You Can't Love Them Into Sobriety and You Can't Give Them Everything and Hope
I have been married for almost four years to an alcoholic and drug addict. He is sweet, gentle and loving, not violent but a master emotional manipulator.
He was a musician when we met, living with another woman he called his room-mate (which I found out later was really his fiancé). Lie #1 that got him booted the first time.
I told him to call me when he was actually single. Which about 6 weeks later he did. Three in the morning telling me he spoke with God and he knows what he needs to do to have it work out with us.
He said he had gotten his own apartment and was going to tell the woman he was living with that it was over. We started dating again but were not intimate until he actually moved into his own apartment. (Which was his best friend's basement).
Well at least he wasn't living with another woman. Being a musician he drank heavily every night but told me his only drug use was marijuana. Huge lie!
He was addicted to painkillers and would use pretty much anything that was there or offered: coke, pills, pcp, didn't really matter. I tried to tell myself that this was only occasionally and that he wasn't an addict.
After all there wasn't one person in the band who wasn't abusing something this is the way it was. Well, he called me in a panic one day saying there was a repossession order on his car and could I go the western union and pay the three months of arrears ($1250.00) so he didn't have to hide from the repo men.
I told him I would after he begged and pleaded for half an hour but he would have to pay me back or work it off. So the next day I told him to be at my store that I ran at 11:00am and he could work with me and learn another skill, since he worked nights he could do this.
He showed up at 1:00pm high. By 5:00pm he was getting agitated and said wow it's been four hours since I smoked. This seemed so foreign to me, I asked him if that was a problem? He nervously answered no, of course not.
But we had to go on a drive in search of marijuana as soon as I was done work. I was the supreme enabler I protected him, supported him and his habit and kept him safe. He lived in his friends basement for about six weeks before he moved in with me.
Here I had this 34 year old man who could not take care of himself or refused to. Why would he - I did everything as did so many before me. We were married 3 months later and when I was drinking with him and not questioning any of his behavior things were fine.
Then I woke up, I had three children what was I doing on this joyride? He decided he was going to quit playing in cover bands because he knew that life style did not fit into mine and felt he didn't want to live that way anymore.
His whole life was band, alcohol and drugs. Now he had minimal income since he was only playing solo. He
came to work with me in my business. Always late, taking advantage and reminding me that it was 1pm and he hadn't smoked (pot) since 8am, he needed a break.

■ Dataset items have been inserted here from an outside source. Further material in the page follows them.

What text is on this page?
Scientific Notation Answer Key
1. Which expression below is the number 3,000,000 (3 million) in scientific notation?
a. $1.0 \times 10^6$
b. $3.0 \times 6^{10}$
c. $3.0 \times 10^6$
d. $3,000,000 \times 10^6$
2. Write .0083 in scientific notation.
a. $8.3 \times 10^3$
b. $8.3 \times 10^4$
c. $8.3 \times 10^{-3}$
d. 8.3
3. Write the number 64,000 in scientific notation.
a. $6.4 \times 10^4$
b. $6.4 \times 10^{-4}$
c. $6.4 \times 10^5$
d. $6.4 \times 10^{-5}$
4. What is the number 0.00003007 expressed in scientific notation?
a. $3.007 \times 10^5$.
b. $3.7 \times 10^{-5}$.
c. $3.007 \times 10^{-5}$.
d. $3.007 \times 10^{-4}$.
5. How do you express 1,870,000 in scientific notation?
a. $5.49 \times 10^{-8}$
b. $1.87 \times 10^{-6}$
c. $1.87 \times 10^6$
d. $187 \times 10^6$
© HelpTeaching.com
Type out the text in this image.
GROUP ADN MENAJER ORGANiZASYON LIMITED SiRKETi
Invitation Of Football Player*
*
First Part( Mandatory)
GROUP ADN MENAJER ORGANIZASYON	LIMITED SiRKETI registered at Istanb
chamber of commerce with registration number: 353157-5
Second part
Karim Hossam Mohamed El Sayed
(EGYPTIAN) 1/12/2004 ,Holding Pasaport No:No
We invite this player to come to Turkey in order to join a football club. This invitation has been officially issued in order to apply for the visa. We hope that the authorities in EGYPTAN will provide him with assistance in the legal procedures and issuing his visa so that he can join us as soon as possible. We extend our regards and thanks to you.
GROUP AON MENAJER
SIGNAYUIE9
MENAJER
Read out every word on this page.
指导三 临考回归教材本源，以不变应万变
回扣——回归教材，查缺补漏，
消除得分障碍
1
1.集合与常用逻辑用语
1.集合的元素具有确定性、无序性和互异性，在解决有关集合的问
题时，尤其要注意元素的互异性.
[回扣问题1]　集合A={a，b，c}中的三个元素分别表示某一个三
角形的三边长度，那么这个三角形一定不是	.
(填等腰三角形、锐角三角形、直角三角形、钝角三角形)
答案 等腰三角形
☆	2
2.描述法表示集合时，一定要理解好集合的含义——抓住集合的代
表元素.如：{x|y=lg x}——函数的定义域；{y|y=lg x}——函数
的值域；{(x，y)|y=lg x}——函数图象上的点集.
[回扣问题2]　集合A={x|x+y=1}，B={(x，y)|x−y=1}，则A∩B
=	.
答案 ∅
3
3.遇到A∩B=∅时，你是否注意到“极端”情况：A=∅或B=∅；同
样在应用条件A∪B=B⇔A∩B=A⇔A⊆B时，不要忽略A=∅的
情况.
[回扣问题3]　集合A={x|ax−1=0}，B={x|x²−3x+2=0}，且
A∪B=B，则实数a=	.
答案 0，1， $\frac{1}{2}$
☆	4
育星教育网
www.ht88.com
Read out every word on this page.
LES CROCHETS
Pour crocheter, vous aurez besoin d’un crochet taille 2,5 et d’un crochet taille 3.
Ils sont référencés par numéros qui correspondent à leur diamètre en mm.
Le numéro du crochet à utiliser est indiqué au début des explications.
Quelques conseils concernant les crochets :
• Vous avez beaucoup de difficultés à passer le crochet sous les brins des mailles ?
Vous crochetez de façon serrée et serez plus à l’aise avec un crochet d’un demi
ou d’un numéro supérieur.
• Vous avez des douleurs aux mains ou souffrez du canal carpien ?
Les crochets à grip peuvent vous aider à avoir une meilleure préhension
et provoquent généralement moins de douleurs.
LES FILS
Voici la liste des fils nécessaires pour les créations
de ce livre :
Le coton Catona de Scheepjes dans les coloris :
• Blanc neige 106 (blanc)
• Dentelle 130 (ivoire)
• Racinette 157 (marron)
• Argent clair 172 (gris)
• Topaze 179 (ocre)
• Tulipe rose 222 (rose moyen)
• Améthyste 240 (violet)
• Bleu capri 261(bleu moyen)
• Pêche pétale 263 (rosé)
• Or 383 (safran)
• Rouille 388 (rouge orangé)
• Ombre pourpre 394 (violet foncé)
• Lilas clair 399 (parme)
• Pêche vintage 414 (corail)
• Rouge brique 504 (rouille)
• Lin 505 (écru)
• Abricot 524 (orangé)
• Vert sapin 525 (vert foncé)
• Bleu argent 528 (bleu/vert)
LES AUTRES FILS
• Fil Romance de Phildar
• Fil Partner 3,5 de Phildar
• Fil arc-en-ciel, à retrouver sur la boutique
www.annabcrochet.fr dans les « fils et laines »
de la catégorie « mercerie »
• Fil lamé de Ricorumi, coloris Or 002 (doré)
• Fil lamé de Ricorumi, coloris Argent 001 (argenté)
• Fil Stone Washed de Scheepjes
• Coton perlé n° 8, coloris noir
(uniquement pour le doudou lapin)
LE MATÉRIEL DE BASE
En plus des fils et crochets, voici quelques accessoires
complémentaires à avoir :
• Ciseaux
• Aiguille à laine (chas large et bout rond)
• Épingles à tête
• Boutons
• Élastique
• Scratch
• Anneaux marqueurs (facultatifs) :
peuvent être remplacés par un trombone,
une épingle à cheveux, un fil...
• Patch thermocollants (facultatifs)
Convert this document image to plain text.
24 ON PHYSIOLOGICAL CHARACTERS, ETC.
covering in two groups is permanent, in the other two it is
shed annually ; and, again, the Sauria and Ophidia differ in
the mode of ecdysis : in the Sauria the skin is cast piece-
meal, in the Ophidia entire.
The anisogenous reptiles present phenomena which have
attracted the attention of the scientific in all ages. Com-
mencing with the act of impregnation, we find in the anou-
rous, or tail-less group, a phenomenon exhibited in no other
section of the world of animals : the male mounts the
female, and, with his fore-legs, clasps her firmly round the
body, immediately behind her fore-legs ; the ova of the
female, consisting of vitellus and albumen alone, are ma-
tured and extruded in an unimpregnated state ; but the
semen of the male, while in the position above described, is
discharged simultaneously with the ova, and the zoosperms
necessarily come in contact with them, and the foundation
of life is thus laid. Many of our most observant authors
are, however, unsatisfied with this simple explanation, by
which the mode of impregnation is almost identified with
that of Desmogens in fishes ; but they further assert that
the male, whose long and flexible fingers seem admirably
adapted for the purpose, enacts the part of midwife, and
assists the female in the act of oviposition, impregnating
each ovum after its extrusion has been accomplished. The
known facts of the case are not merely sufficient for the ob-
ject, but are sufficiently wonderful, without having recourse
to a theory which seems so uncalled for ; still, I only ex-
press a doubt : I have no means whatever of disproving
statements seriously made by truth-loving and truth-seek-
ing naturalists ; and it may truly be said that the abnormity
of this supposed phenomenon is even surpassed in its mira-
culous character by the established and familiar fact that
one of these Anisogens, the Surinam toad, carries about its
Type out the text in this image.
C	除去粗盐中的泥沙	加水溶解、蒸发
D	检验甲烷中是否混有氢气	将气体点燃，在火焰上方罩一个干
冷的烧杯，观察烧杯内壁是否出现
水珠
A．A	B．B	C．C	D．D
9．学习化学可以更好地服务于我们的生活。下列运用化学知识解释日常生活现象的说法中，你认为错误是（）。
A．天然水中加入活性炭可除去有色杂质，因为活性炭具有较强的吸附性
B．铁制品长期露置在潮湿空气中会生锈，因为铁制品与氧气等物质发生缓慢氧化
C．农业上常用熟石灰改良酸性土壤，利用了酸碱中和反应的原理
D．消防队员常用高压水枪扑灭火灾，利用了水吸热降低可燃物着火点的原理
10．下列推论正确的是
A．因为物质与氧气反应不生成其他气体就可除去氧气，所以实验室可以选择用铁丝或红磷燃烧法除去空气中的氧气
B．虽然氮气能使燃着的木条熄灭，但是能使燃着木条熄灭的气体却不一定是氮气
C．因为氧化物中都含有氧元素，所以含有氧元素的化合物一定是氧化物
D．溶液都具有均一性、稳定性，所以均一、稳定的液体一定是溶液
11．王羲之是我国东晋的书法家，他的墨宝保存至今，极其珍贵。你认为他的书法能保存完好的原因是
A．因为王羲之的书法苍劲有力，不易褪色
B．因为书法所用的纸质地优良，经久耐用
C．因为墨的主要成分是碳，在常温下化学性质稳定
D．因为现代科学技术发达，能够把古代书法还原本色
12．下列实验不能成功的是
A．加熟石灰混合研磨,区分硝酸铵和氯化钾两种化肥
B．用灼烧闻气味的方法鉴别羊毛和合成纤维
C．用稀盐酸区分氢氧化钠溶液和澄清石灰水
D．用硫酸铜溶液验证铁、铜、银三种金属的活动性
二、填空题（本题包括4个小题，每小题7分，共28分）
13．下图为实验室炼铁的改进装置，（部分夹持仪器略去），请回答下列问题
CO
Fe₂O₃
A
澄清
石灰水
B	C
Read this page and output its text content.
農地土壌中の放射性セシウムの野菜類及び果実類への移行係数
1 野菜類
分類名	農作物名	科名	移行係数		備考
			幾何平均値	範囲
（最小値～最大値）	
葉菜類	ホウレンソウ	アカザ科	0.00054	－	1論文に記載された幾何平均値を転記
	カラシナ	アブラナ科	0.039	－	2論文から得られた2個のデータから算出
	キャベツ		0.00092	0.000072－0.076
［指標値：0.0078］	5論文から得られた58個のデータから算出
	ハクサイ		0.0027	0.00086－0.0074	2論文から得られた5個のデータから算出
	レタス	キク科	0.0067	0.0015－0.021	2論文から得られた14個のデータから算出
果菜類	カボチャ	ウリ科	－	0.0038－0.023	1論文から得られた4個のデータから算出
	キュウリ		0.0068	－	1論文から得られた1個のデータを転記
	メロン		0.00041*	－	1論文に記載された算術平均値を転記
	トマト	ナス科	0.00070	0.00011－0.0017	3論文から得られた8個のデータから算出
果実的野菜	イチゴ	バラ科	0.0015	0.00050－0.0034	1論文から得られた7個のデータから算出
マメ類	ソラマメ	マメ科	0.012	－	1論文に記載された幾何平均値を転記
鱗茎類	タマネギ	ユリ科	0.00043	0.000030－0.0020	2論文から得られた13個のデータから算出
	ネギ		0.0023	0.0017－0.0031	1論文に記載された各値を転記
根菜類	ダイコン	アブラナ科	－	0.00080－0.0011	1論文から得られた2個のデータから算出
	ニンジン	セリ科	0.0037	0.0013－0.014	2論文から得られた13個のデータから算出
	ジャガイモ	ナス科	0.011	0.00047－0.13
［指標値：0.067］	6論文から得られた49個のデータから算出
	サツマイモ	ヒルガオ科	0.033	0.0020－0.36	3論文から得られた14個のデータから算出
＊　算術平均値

Every fight we had would lead to him modifying his behavior just enough so I wouldn't throw him out. Then he bought pills from a 19 year old pregnant junkie who used to come to our store regularly. How I got past that I'll never know. Oh wait, yes I do I loved him.
Eventually, he managed to stop the pills, but of course there were a few set backs. So now he smoked and drank more to compensate for the lack of opiate. Another fight and the pot went down to once a day, unless of course it was Sunday his day off then it was all day. I mean he needed to relax right? After all he was working so hard.
He went from his friends basement, a 480 credit score, driving a p.o.s. car, sleeping with a bunch of gross women to a $1,000,000 home in the suburbs, his own $80,000 car, every musical instrument his heart desired, a business that let him come and go as he pleased, a credit score of 710 and ex-model wife and three great kids.
You'd think why would he want to continue to abuse himself. His life was perfect! Such is the disease, now all of his short comings and drinking are my fault. He finally came to me just two short months ago, which feel like years to me as I write this, and said he needed help and was ready to go into treatment.
Well the sky cleared, the sun shined, the angels sang and my heart flew! He went into a treatment center for a week, they wanted him to stay 30 days he refused, he went to two outpatient appointments and called me, under the influence of course, and said if I want to divorce him fine but treatment wasn't for him.
That he wasn't an alcoholic or an addict and I was controlling him. I went from 10 days of the most bliss that I had experienced in the last 5 years to right back at square one.
Now I am getting ready to file for a separation, he has been in a hotel three times this week because I've been questioning his drinking and caught him smoking marijuana again.
He has been drinking daily, telling me that treatment was a mistake and he only did it to show me how much he loved me and to save our marriage.
He is in total denial stating he is not an alcoholic or addict and one day I'll realize that and it will be too late, and that I better realize what I'm doing. And for the first time in five years I do realize what I'm doing.
I'm loving him enough to set him free to take responsibility for his disease and taking back my self esteem and my life. He is almost 40, sitting in a hotel somewhere, probably wasted, no job, no house, no wife, no kids, but hey maybe he'll look on the bright side and he can drink and smoke to his hearts content and no one will make him feel bad for his choices.